Slowly over the last few years I’ve started to form what I’m calling a continuous automation developers manifesto. At a high level I think everyone agrees on how helpful a continuous automation system can be, and yet many developers either don’t take time to set it up, or they only use it for one small automation. I do understand some of the reasons, especially in mobile application development. As I was working on my own continuous automation system, I had a few foundational principles in mind, and these have turned into this manifesto. Now I use them to continue to guide my decisions and maybe you can use them to evaluate your automation systems.

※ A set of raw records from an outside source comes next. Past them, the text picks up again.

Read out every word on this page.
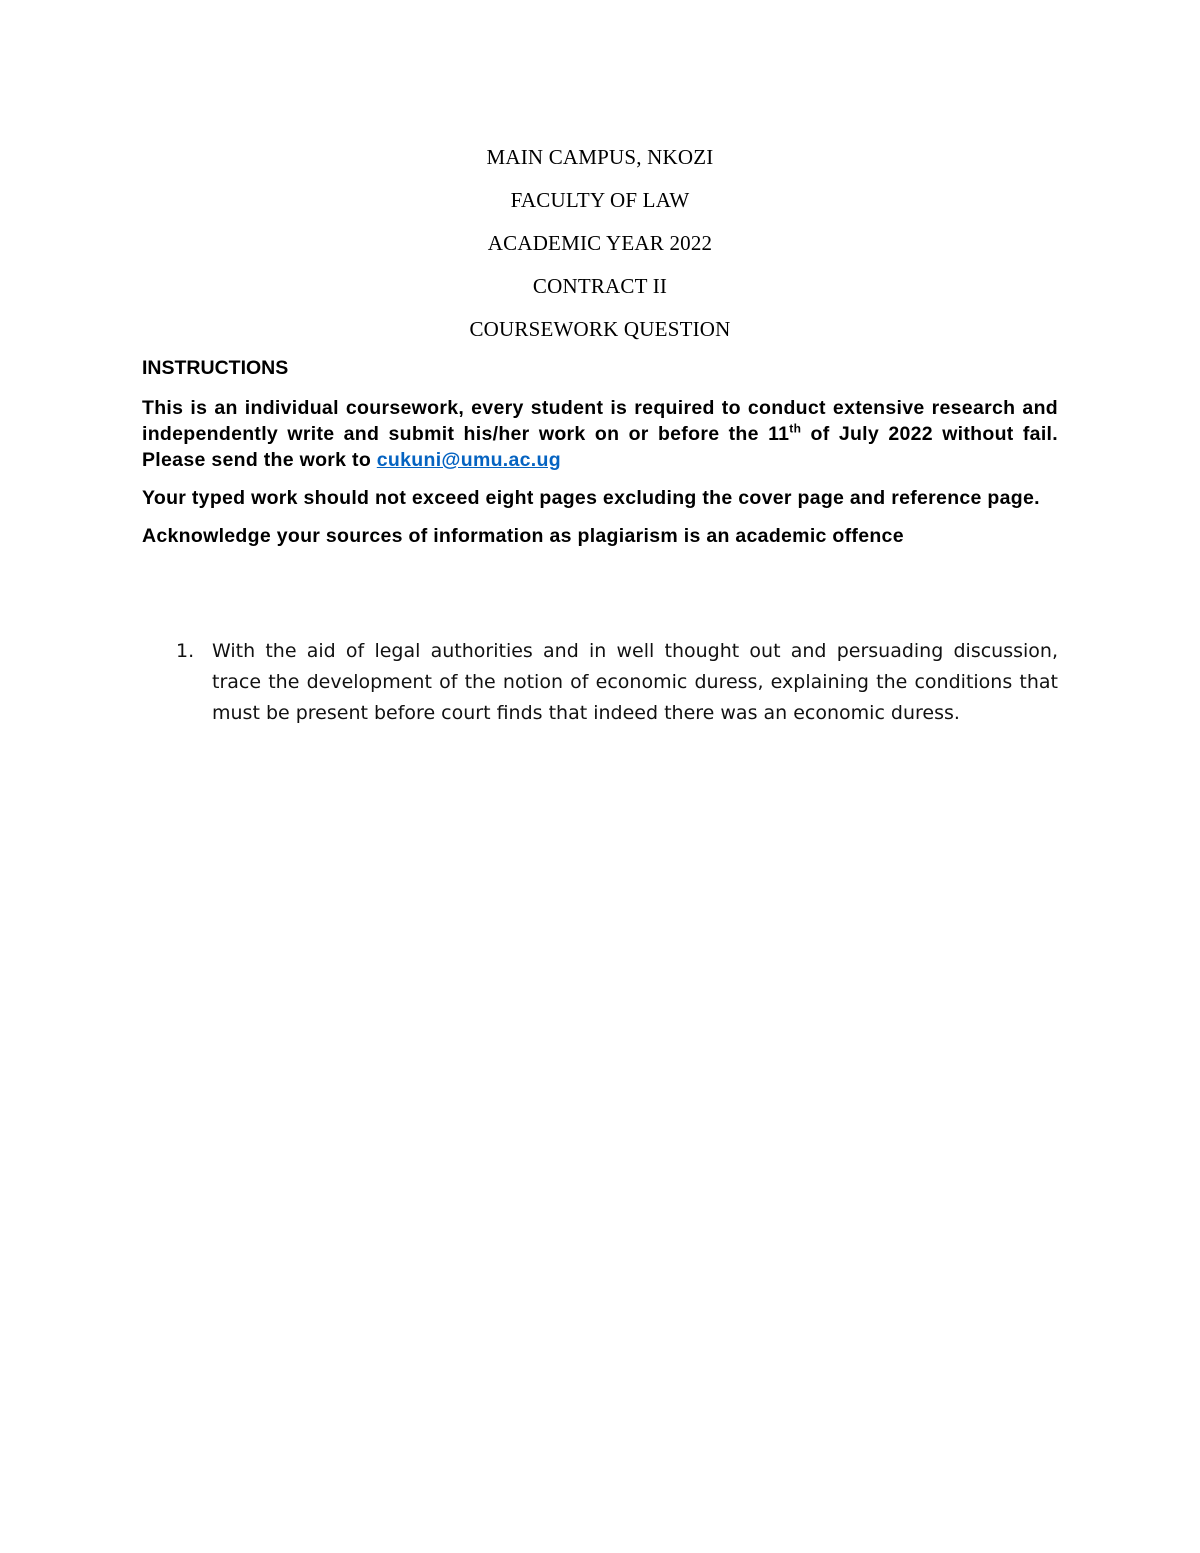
MAIN CAMPUS, NKOZI
FACULTY OF LAW
ACADEMIC YEAR 2022
CONTRACT II
COURSEWORK QUESTION
INSTRUCTIONS

This is an individual coursework, every student is required to conduct extensive research and independently write and submit his/her work on or before the 11th of July 2022 without fail. Please send the work to cukuni@umu.ac.ug

Your typed work should not exceed eight pages excluding the cover page and reference page.

Acknowledge your sources of information as plagiarism is an academic offence

1. With the aid of legal authorities and in well thought out and persuading discussion, trace the development of the notion of economic duress, explaining the conditions that must be present before court finds that indeed there was an economic duress.
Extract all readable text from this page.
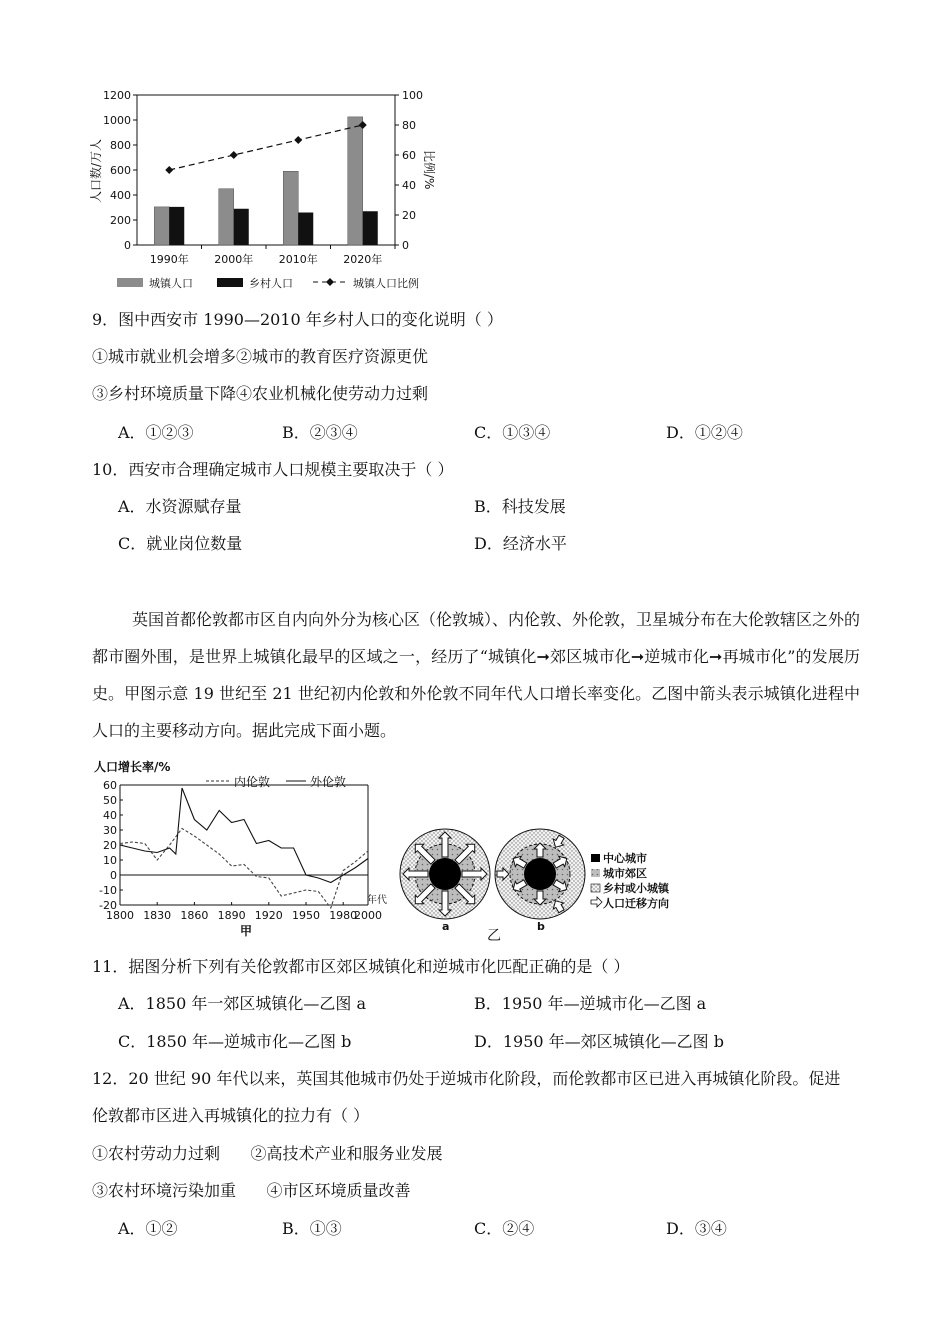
1990年 2000年 2010年 2020年
0
200
400
600
800
1000
1200
0
20
40
60
80
100
人口数/万人	比例/%
城镇人口	乡村人口	城镇人口比例
9．图中西安市 1990—2010 年乡村人口的变化说明（ ）
①城市就业机会增多②城市的教育医疗资源更优
③乡村环境质量下降④农业机械化使劳动力过剩
A．①②③	B．②③④	C．①③④	D．①②④
10．西安市合理确定城市人口规模主要取决于（ ）
A．水资源赋存量	B．科技发展
C．就业岗位数量	D．经济水平
英国首都伦敦都市区自内向外分为核心区（伦敦城）、内伦敦、外伦敦，卫星城分布在大伦敦辖区之外的都市圈外围，是世界上城镇化最早的区域之一，经历了“城镇化➞郊区城市化➞逆城市化➞再城市化”的发展历史。甲图示意 19 世纪至 21 世纪初内伦敦和外伦敦不同年代人口增长率变化。乙图中箭头表示城镇化进程中人口的主要移动方向。据此完成下面小题。
人口增长率/%
内伦敦	外伦敦
60
50
40
30
20
10
0
-10
-20
1800 1830 1860 1890 1920 1950 1980
2000
年代
甲	a	b
乙
中心城市
城市郊区
乡村或小城镇
人口迁移方向
11．据图分析下列有关伦敦都市区郊区城镇化和逆城市化匹配正确的是（ ）
A．1850 年一郊区城镇化—乙图 a	B．1950 年—逆城市化—乙图 a
C．1850 年—逆城市化—乙图 b	D．1950 年—郊区城镇化—乙图 b
12．20 世纪 90 年代以来，英国其他城市仍处于逆城市化阶段，而伦敦都市区已进入再城镇化阶段。促进
伦敦都市区进入再城镇化的拉力有（ ）
①农村劳动力过剩      ②高技术产业和服务业发展
③农村环境污染加重      ④市区环境质量改善
A．①②	B．①③	C．②④	D．③④
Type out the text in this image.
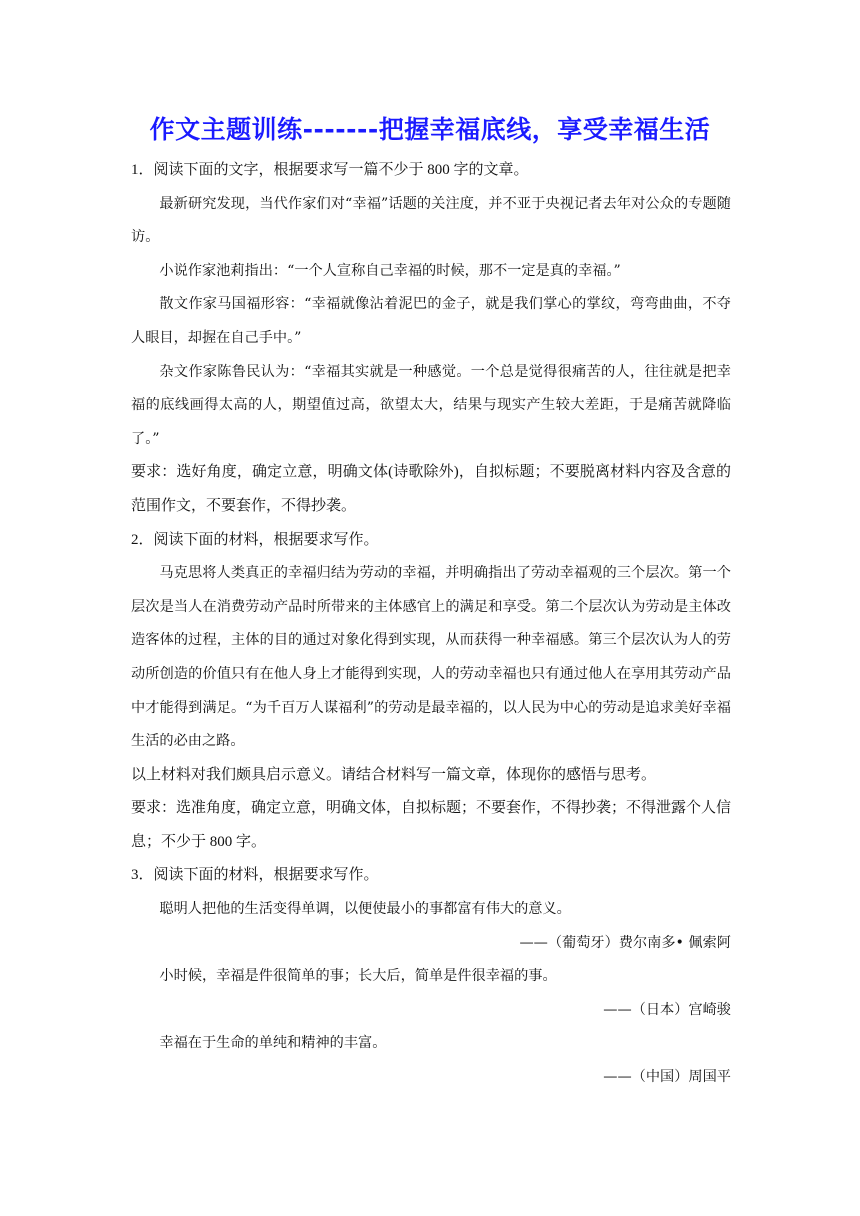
作文主题训练-------把握幸福底线，享受幸福生活

1．阅读下面的文字，根据要求写一篇不少于 800 字的文章。

最新研究发现，当代作家们对“幸福”话题的关注度，并不亚于央视记者去年对公众的专题随访。

小说作家池莉指出：“一个人宣称自己幸福的时候，那不一定是真的幸福。”

散文作家马国福形容：“幸福就像沾着泥巴的金子，就是我们掌心的掌纹，弯弯曲曲，不夺人眼目，却握在自己手中。”

杂文作家陈鲁民认为：“幸福其实就是一种感觉。一个总是觉得很痛苦的人，往往就是把幸福的底线画得太高的人，期望值过高，欲望太大，结果与现实产生较大差距，于是痛苦就降临了。”

要求：选好角度，确定立意，明确文体(诗歌除外)，自拟标题；不要脱离材料内容及含意的范围作文，不要套作，不得抄袭。

2．阅读下面的材料，根据要求写作。

马克思将人类真正的幸福归结为劳动的幸福，并明确指出了劳动幸福观的三个层次。第一个层次是当人在消费劳动产品时所带来的主体感官上的满足和享受。第二个层次认为劳动是主体改造客体的过程，主体的目的通过对象化得到实现，从而获得一种幸福感。第三个层次认为人的劳动所创造的价值只有在他人身上才能得到实现，人的劳动幸福也只有通过他人在享用其劳动产品中才能得到满足。“为千百万人谋福利”的劳动是最幸福的，以人民为中心的劳动是追求美好幸福生活的必由之路。

以上材料对我们颇具启示意义。请结合材料写一篇文章，体现你的感悟与思考。

要求：选准角度，确定立意，明确文体，自拟标题；不要套作，不得抄袭；不得泄露个人信息；不少于 800 字。

3．阅读下面的材料，根据要求写作。

聪明人把他的生活变得单调，以便使最小的事都富有伟大的意义。

——（葡萄牙）费尔南多• 佩索阿

小时候，幸福是件很简单的事；长大后，简单是件很幸福的事。

——（日本）宫崎骏

幸福在于生命的单纯和精神的丰富。

——（中国）周国平
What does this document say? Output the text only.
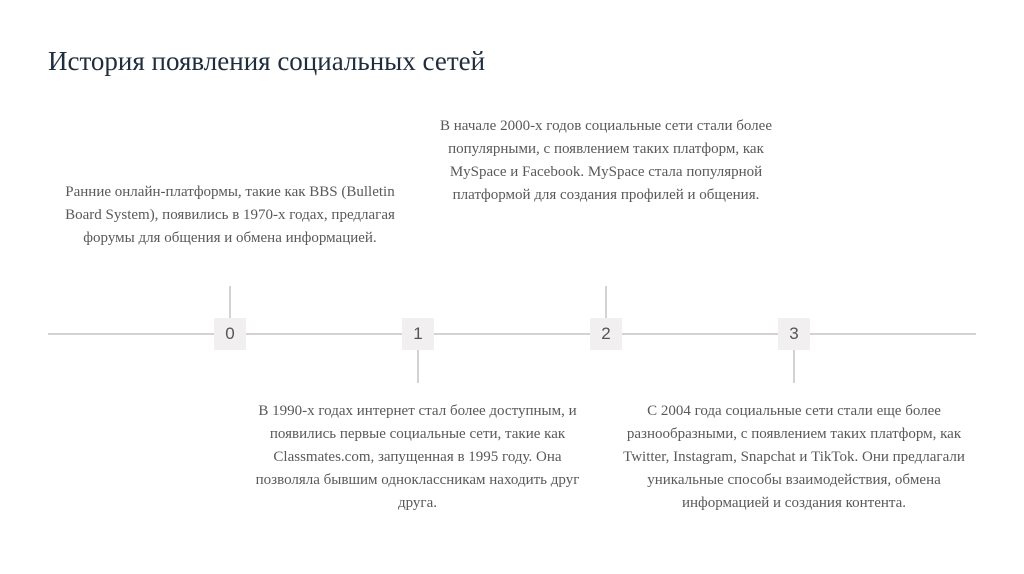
История появления социальных сетей
0	1	2	3

Ранние онлайн-платформы, такие как BBS (Bulletin Board System), появились в 1970-х годах, предлагая форумы для общения и обмена информацией.

В 1990-х годах интернет стал более доступным, и появились первые социальные сети, такие как Classmates.com, запущенная в 1995 году. Она позволяла бывшим одноклассникам находить друг друга.

В начале 2000-х годов социальные сети стали более популярными, с появлением таких платформ, как MySpace и Facebook. MySpace стала популярной платформой для создания профилей и общения.

С 2004 года социальные сети стали еще более разнообразными, с появлением таких платформ, как Twitter, Instagram, Snapchat и TikTok. Они предлагали уникальные способы взаимодействия, обмена информацией и создания контента.
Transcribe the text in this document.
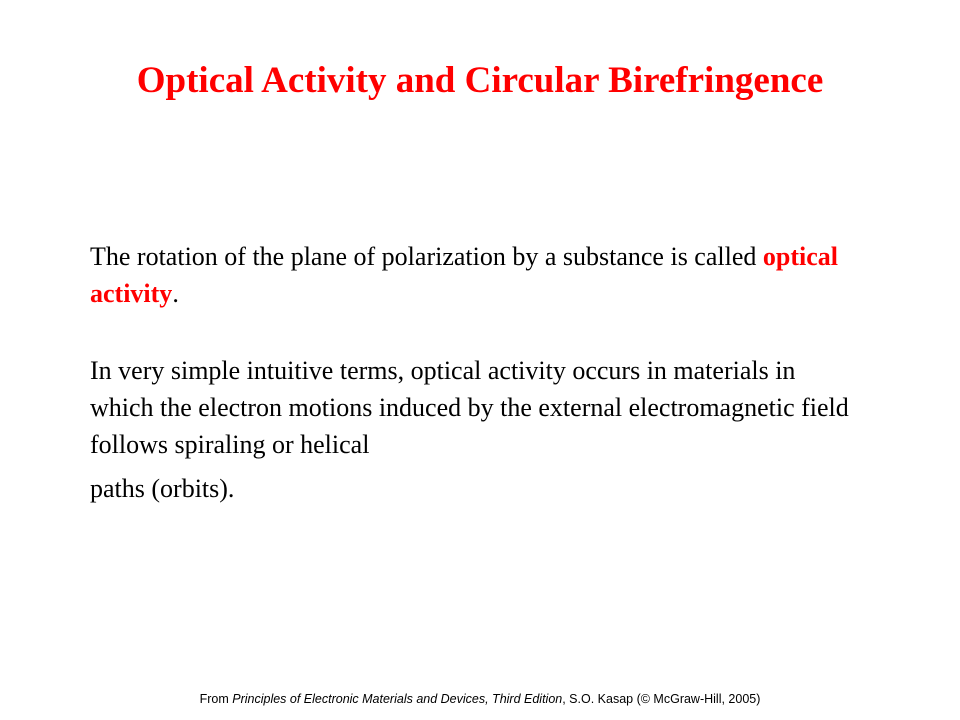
Optical Activity and Circular Birefringence

The rotation of the plane of polarization by a substance is called optical activity.

In very simple intuitive terms, optical activity occurs in materials in which the electron motions induced by the external electromagnetic field follows spiraling or helical
paths (orbits).

From Principles of Electronic Materials and Devices, Third Edition, S.O. Kasap (© McGraw-Hill, 2005)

Integration with the tools I already use
As a developer we have many tools at our disposal for doing our daily jobs. As the SAAS model has proliferated, this means that we have many siloed tools that we are required to use. We have systems for tickets, code quality scanning, security scanning, app distribution, app review monitoring, app download counting, app building, app UI evaluation, app UI design, and on and on. All of these advancements are great, but we get tool fatigue. It is at the point where we need a dedicated app just to hold all the links to the websites and apps that we need to use. And with many different tools we run into the dreaded context switching energy vampire. Each time we have to switch into a different tool we lose some energy. This was one of the reasons that an IDE was originally created. To integrate our development tools.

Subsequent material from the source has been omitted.